Probate is a court involved process that many individuals would rather avoid than be a part of. This can be achieved by utilizing proper estate planning techniques. However, for some individuals probate may still be needed. Probate occurs when there is no other individual (beneficiary) named on the decedent’s property.
The most common misconception seen at The Haggerty Law Firm is that a Last Will and Testament will avoid probate. This simply is not true. A Last Will and Testament is simply a mechanism for the probate court to follow should your property get to the courts. Therefore, it is important that you see a qualified estate planning attorney to assist you in the avoidance of probate in conjunction with your Last Will and Testament.
Probate can be commenced for both testate (with a will) and intestate (without a will) estates. There are different timelines for when an estate should be opened depending on the type of estate.
A probate estate can be opened by either decedent's family or a creditor.

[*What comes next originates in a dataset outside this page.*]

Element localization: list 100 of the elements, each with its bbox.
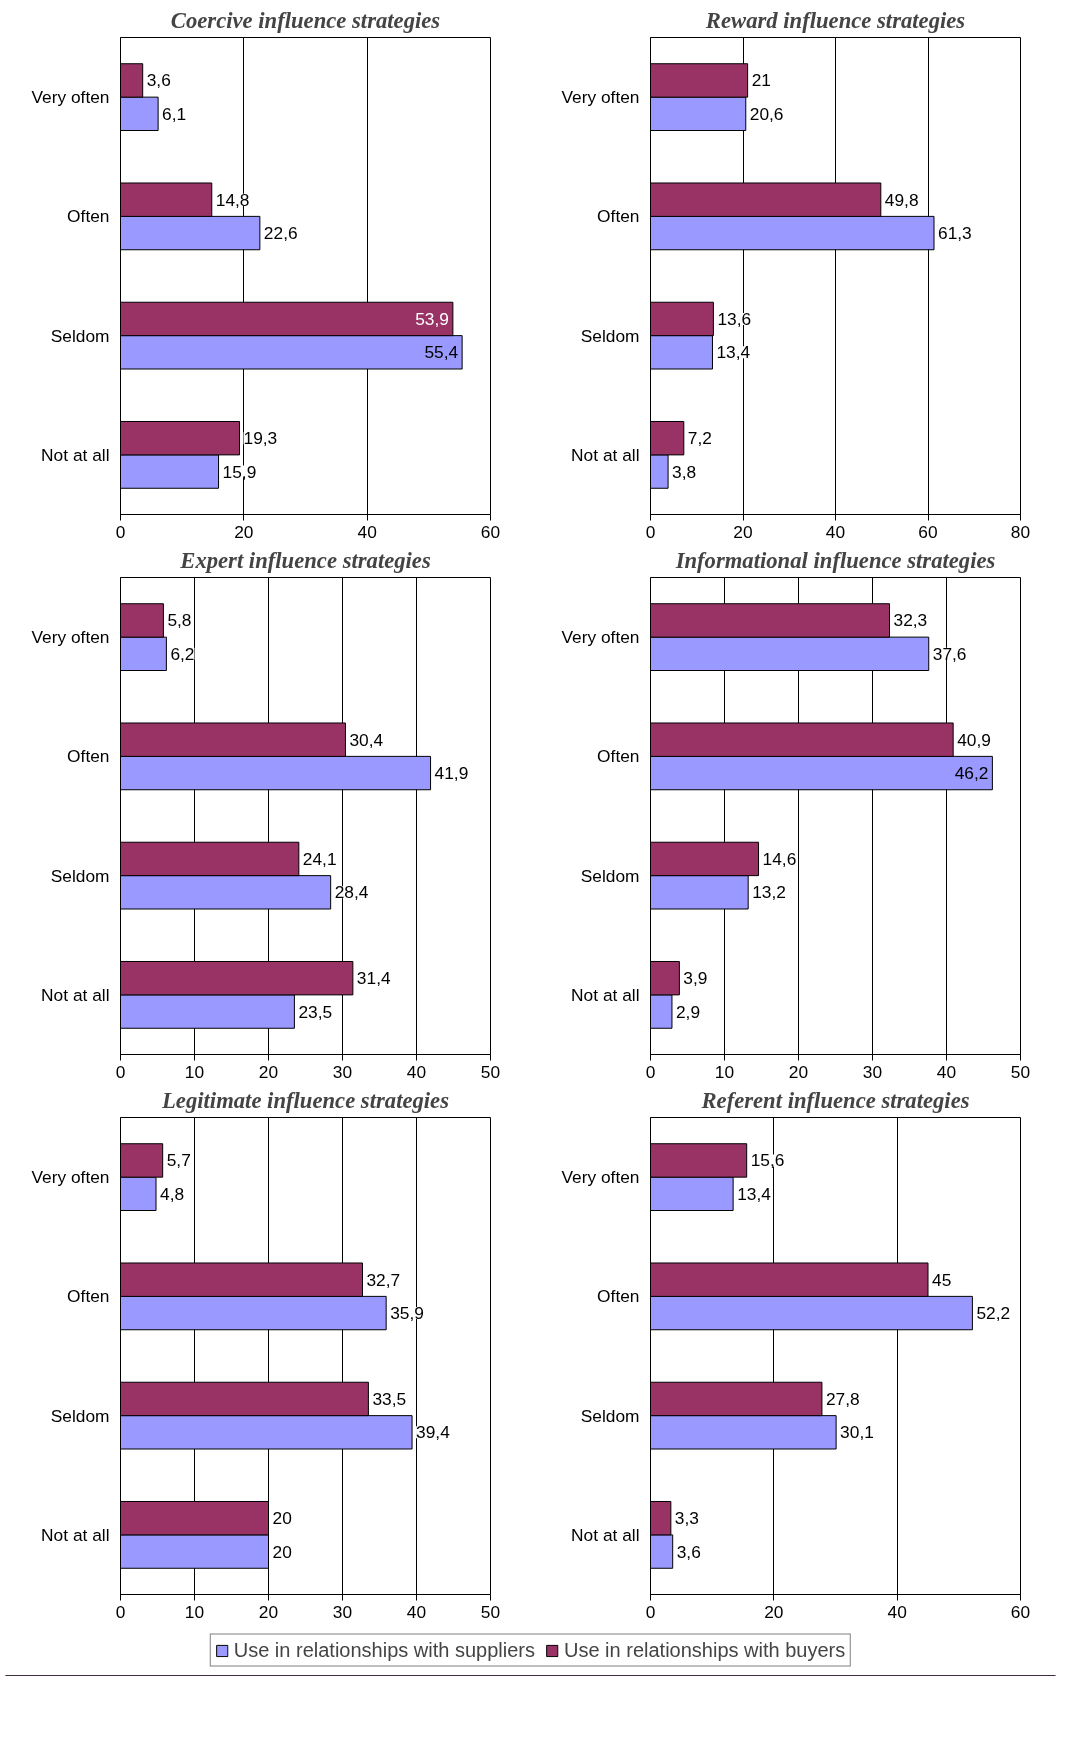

Fees associated with probate typically include the filing fee, publication fee at the beginning at end of the probate process (unless waived), bond for the personal representative and attorney fees. The minimum attorney fee is set by statute in Missouri but can be higher at the discretion of the law firm.
In Missouri an attorney is the only individual who can open a probate estate. The three most popular types of probate proceedings seen at The Haggerty Law Firm are:
- Small Estate Affidavit: for estates that have less than $40,000 in assets. Typically will close in 3-4 months after initial opening of estate. Must be opened within one year from date of death of decedent.
- Full Probate Estate: for estate more than $40,000 in assets. Typically will close in 9-12 months after initial opening of estate. Must be opening within one year from date of death of decedent.
- Determination of Heirship: Estate opened after one year of death of decedent. Typically close within 3-4 month of initial opening of estate.